In some recent posts on target date funds we questioned the wisdom of an automatic “glide path” that continues to increase the amount of fixed income in a portfolio over time even after an investor reaches retirement. We prefer a more dynamic, customized asset allocation. A recent recent Wall Street Journal article entitled “What You Know About Retirement Investing Is Wrong” cited a financial planning study that backed up this view. The study confirms the first part of the usual approach, which is to reduce equity exposure at the time of retirement. From there, however, the study shows that the better approach is to allow the equity allocation to gradually grow again rather than continuing to lower the equity ratio as a target date fund would. The WSJ writes:
The report finds that those who take the opposite approach—by reducing equity exposure right after retirement and then gradually raising it over time—are likely to make their money last longer.
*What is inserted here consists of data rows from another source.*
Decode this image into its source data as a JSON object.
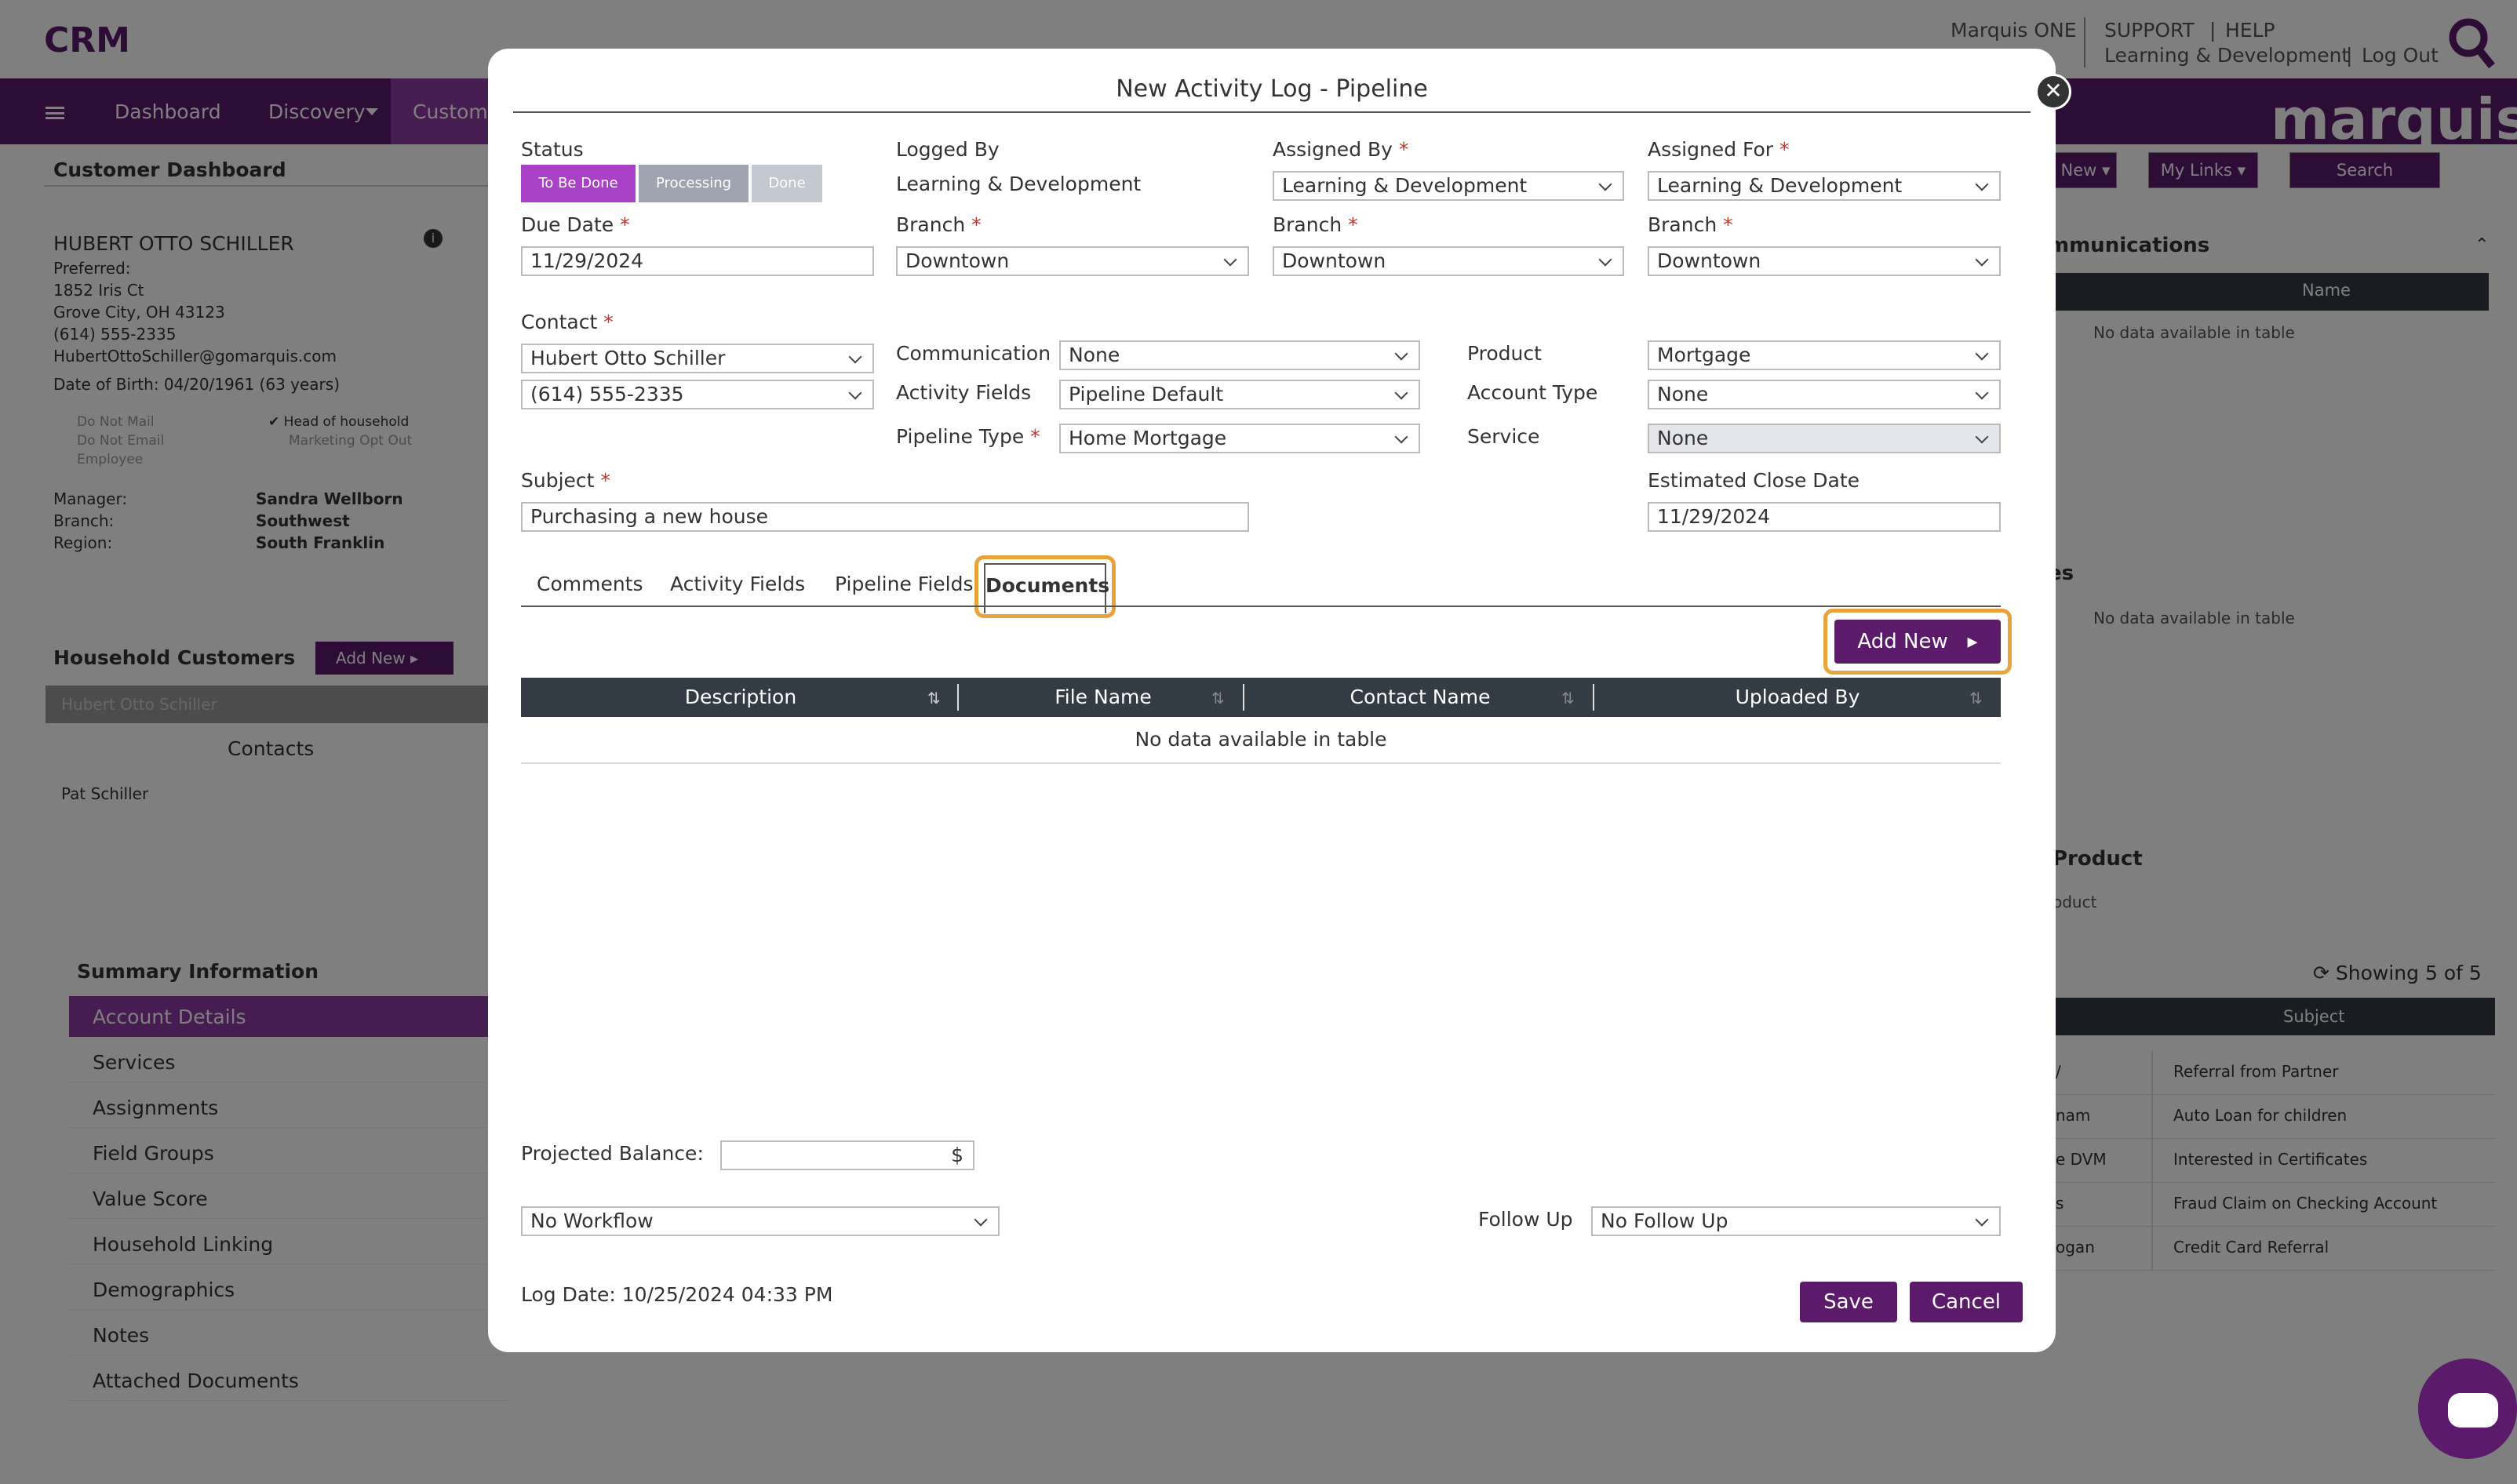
{
  "app": {
    "logo": "CRM",
    "user": "Marquis ONE",
    "support": "SUPPORT",
    "help": "HELP",
    "dept": "Learning & Development",
    "logout": "Log Out",
    "brand": "marquis"
  },
  "nav": {
    "items": [
      "Dashboard",
      "Discovery",
      "Custome"
    ]
  },
  "bgright": {
    "btn_new": "New",
    "btn_mylinks": "My Links",
    "btn_search": "Search",
    "communications": "mmunications",
    "col_name": "Name",
    "no_data": "No data available in table",
    "es": "es",
    "no_data2": "No data available in table",
    "product": "Product",
    "oduct": "oduct",
    "showing": "Showing 5 of 5",
    "col_subject": "Subject",
    "rows": [
      {
        "l": "/",
        "s": "Referral from Partner"
      },
      {
        "l": "nam",
        "s": "Auto Loan for children"
      },
      {
        "l": "e DVM",
        "s": "Interested in Certificates"
      },
      {
        "l": "s",
        "s": "Fraud Claim on Checking Account"
      },
      {
        "l": "ogan",
        "s": "Credit Card Referral"
      }
    ]
  },
  "bgleft": {
    "title": "Customer Dashboard",
    "name": "HUBERT OTTO SCHILLER",
    "preferred": "Preferred:",
    "addr1": "1852 Iris Ct",
    "addr2": "Grove City, OH 43123",
    "phone": "(614) 555-2335",
    "email": "HubertOttoSchiller@gomarquis.com",
    "dob": "Date of Birth: 04/20/1961 (63 years)",
    "flags": {
      "do_not_mail": "Do Not Mail",
      "do_not_email": "Do Not Email",
      "employee": "Employee",
      "head": "Head of household",
      "mkt": "Marketing Opt Out"
    },
    "manager_l": "Manager:",
    "manager_v": "Sandra Wellborn",
    "branch_l": "Branch:",
    "branch_v": "Southwest",
    "region_l": "Region:",
    "region_v": "South Franklin",
    "household": "Household Customers",
    "add_new": "Add New",
    "hh_member": "Hubert Otto Schiller",
    "contacts": "Contacts",
    "contact1": "Pat Schiller",
    "summary": "Summary Information",
    "summary_items": [
      "Account Details",
      "Services",
      "Assignments",
      "Field Groups",
      "Value Score",
      "Household Linking",
      "Demographics",
      "Notes",
      "Attached Documents"
    ]
  },
  "modal": {
    "title": "New Activity Log - Pipeline",
    "status_label": "Status",
    "status": [
      "To Be Done",
      "Processing",
      "Done"
    ],
    "logged_by_label": "Logged By",
    "logged_by": "Learning & Development",
    "assigned_by_label": "Assigned By",
    "assigned_by": "Learning & Development",
    "assigned_for_label": "Assigned For",
    "assigned_for": "Learning & Development",
    "due_date_label": "Due Date",
    "due_date": "11/29/2024",
    "branch_label": "Branch",
    "branch1": "Downtown",
    "branch2": "Downtown",
    "branch3": "Downtown",
    "contact_label": "Contact",
    "contact": "Hubert Otto Schiller",
    "contact_phone": "(614) 555-2335",
    "communication_label": "Communication",
    "communication": "None",
    "activity_fields_label": "Activity Fields",
    "activity_fields": "Pipeline Default",
    "pipeline_type_label": "Pipeline Type",
    "pipeline_type": "Home Mortgage",
    "product_label": "Product",
    "product": "Mortgage",
    "account_type_label": "Account Type",
    "account_type": "None",
    "service_label": "Service",
    "service": "None",
    "subject_label": "Subject",
    "subject": "Purchasing a new house",
    "est_close_label": "Estimated Close Date",
    "est_close": "11/29/2024",
    "tabs": [
      "Comments",
      "Activity Fields",
      "Pipeline Fields",
      "Documents"
    ],
    "add_new": "Add New",
    "columns": [
      "Description",
      "File Name",
      "Contact Name",
      "Uploaded By"
    ],
    "empty": "No data available in table",
    "projected_label": "Projected Balance:",
    "currency": "$",
    "workflow": "No Workflow",
    "follow_up_label": "Follow Up",
    "follow_up": "No Follow Up",
    "log_date": "Log Date: 10/25/2024 04:33 PM",
    "save": "Save",
    "cancel": "Cancel"
  },
  "colors": {
    "purple": "#5b1a6a",
    "status_active": "#a942c7",
    "highlight": "#e8a33a"
  }
}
According to the research, those who start retirement with 20% to 30% in stocks and end up with 50% to 70% in stocks can withdraw 4% of their portfolio per year and give themselves annual raises to compensate for inflation over 30 years, even in the worst market scenarios. (The authors examined 10,000 simulations and assumed average annual returns of 6.5% for stocks and 2.4% for bonds.)
In contrast, those who keep 60% in stocks throughout retirement or who taper to a 30% equity allocation from 60% are likely to run out of money after 28 years in the 5% of worst-case scenarios, says co-author Wade Pfau, a professor of retirement income at the American College of Financial Services in Bryn Mawr, Pa.”
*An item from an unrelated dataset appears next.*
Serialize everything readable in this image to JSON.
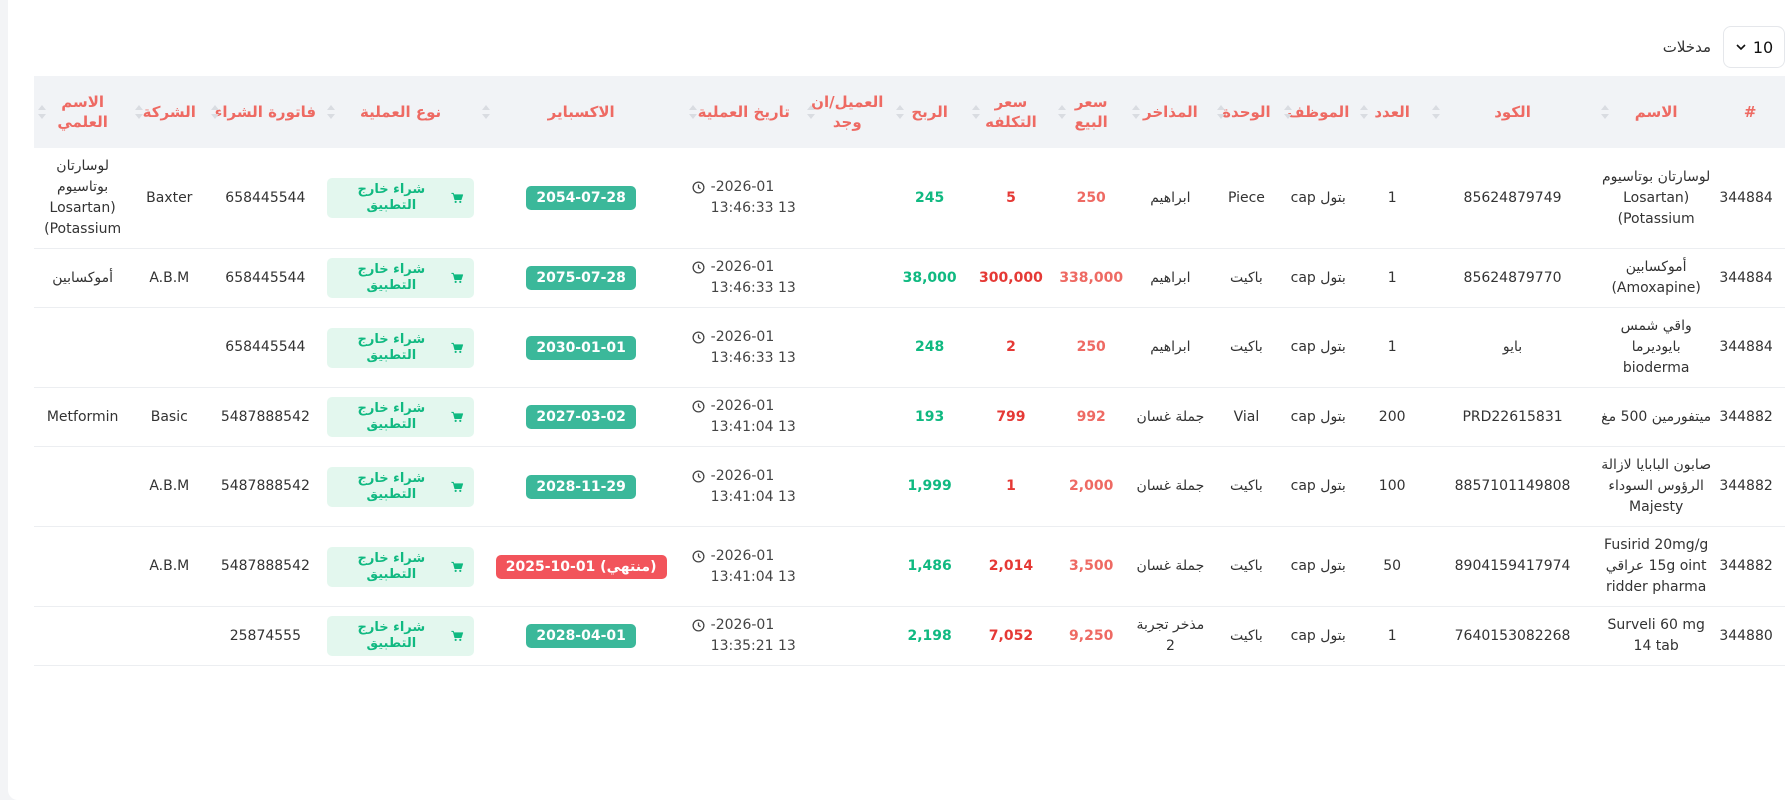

The so-called “U-shaped” asset allocation, lowering equities as the investor reaches retirement but then gradually allowing them to increase protects the investors when they are most vulnerable to a market downturn, which is at the beginning of retirement. When retirees first begin living off their investment savings, it’s helpful for planning purposes to have a stable retirement income base. As retirees gain experience living within their planned retirement allowance, they become more adept at planning large expenses during good years in the market and choosing to live a little more frugally when the market does not cooperate. And if a downturn comes in the second half of retirement, it is less damaging because the investor has already benefited from years of growth for the first half of retirement.